2. The Cook Era in Numbers

Tim Cook joined Apple in 1998, recruited personally by Steve Jobs to run operations. He became COO in 2005, took over as interim CEO in January 2011 when Jobs went on medical leave, and became permanent CEO in August 2011. Jobs died two months later.

Tim Cook in 2009 during his time as Chief Operating Officer at Apple under Steve Jobs

Tim Cook in 2009, during his time as COO under Steve Jobs. Jobs's choice of Cook as successor was, in retrospect, one of the most consequential single decisions in corporate history. Photo: Wikimedia Commons, CC BY-SA.

Cook's 15-year tenure as CEO produced numbers that were, at the time of his appointment, considered impossible.

MetricAugust 2011 (Cook takes over)April 2026 (Cook steps down)
Market capitalization~350 billion USDOver 4 trillion USD
Annual revenue108 billion USD (FY2011)Over 416 billion USD (FY2025)
Active installed base~300 million devices2.5+ billion devices
Services revenue~9 billion USDOver 100 billion USD annually
Retail stores~350Over 500 in 26 countries
Employees~60,000~160,000

Of all the successions in corporate history, Cook following Jobs was the one most widely expected to fail. The analyst consensus in 2011 was that Jobs was irreplaceable and that Apple would stagnate within five years. What happened instead was among the largest sustained wealth creations in the history of public markets.

3. What Cook Actually Did

Tim Cook delivering the WWDC 2012 keynote, his first full WWDC as Apple CEO

Cook at WWDC 2012 - his first full WWDC as CEO. The Cook era stage style emerged here: calm, detailed, operator-focused. Photo: Wikimedia Commons, CC BY-SA.

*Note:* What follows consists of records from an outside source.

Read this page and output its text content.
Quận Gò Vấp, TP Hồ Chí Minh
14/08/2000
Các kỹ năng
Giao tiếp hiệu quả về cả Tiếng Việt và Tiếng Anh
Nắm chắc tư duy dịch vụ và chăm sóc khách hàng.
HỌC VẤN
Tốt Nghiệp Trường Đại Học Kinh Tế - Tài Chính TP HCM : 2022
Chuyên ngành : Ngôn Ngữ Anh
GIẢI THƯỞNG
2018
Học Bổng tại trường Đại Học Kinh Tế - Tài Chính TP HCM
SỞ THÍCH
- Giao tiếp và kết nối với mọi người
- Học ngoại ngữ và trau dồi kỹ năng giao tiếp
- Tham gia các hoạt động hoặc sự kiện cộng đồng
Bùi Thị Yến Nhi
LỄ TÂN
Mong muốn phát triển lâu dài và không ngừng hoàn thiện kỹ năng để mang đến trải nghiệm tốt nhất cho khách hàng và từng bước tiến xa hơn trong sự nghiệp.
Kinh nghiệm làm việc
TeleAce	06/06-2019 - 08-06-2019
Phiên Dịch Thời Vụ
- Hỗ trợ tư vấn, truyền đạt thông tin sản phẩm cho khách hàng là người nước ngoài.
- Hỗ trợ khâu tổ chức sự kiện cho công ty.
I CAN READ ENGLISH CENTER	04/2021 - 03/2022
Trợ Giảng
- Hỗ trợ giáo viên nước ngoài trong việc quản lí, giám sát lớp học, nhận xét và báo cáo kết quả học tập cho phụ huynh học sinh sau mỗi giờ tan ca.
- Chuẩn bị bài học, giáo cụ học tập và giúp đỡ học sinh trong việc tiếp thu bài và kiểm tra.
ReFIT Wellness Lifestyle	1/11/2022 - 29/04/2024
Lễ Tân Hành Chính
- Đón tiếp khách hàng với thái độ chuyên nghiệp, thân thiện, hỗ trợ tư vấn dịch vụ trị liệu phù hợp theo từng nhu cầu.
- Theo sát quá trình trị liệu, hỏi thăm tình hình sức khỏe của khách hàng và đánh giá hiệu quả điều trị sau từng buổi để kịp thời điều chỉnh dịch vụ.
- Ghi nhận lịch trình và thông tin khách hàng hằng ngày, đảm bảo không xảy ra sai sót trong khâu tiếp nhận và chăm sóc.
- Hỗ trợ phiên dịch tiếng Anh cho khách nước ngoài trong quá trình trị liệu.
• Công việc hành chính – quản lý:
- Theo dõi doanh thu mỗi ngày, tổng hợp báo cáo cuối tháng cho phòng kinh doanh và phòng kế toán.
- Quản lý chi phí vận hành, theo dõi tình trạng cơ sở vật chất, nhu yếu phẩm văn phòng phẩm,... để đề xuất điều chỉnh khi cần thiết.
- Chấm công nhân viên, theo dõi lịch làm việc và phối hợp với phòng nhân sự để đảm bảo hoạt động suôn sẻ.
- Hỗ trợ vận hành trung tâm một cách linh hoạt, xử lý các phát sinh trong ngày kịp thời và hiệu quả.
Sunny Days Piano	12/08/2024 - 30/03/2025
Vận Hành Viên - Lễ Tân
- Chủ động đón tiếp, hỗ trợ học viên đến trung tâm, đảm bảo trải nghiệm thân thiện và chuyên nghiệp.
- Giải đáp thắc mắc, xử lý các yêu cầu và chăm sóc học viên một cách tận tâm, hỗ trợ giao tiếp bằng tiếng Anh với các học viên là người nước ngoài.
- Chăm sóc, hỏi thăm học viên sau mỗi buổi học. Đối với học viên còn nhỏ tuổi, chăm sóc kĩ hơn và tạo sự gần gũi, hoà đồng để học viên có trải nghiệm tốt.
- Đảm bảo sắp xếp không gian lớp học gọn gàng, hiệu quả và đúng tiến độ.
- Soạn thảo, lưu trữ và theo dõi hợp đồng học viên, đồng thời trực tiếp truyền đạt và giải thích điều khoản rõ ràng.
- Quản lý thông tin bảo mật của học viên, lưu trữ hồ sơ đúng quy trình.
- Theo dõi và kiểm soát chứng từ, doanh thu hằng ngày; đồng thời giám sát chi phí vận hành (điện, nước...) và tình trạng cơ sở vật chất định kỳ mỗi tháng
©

Cook is not Jobs. He was never going to be. What Cook did was leverage his operational background - 12 years at IBM and 6 years at Compaq before Apple - to transform a brilliant product company into a ruthlessly efficient platform. The major moves of the Cook era:

3.1 Category Expansion

  • Apple Watch (April 2015) - the first completely new product category launched post-Jobs. Initial skepticism gave way to a roughly 20 billion dollar annual wearables business.
  • AirPods (December 2016) - Cook personally championed the wireless earbud product against internal skepticism. AirPods are now the best-selling consumer audio product in history and the flagship product in a roughly 40 billion dollar wearables, home, and accessories segment.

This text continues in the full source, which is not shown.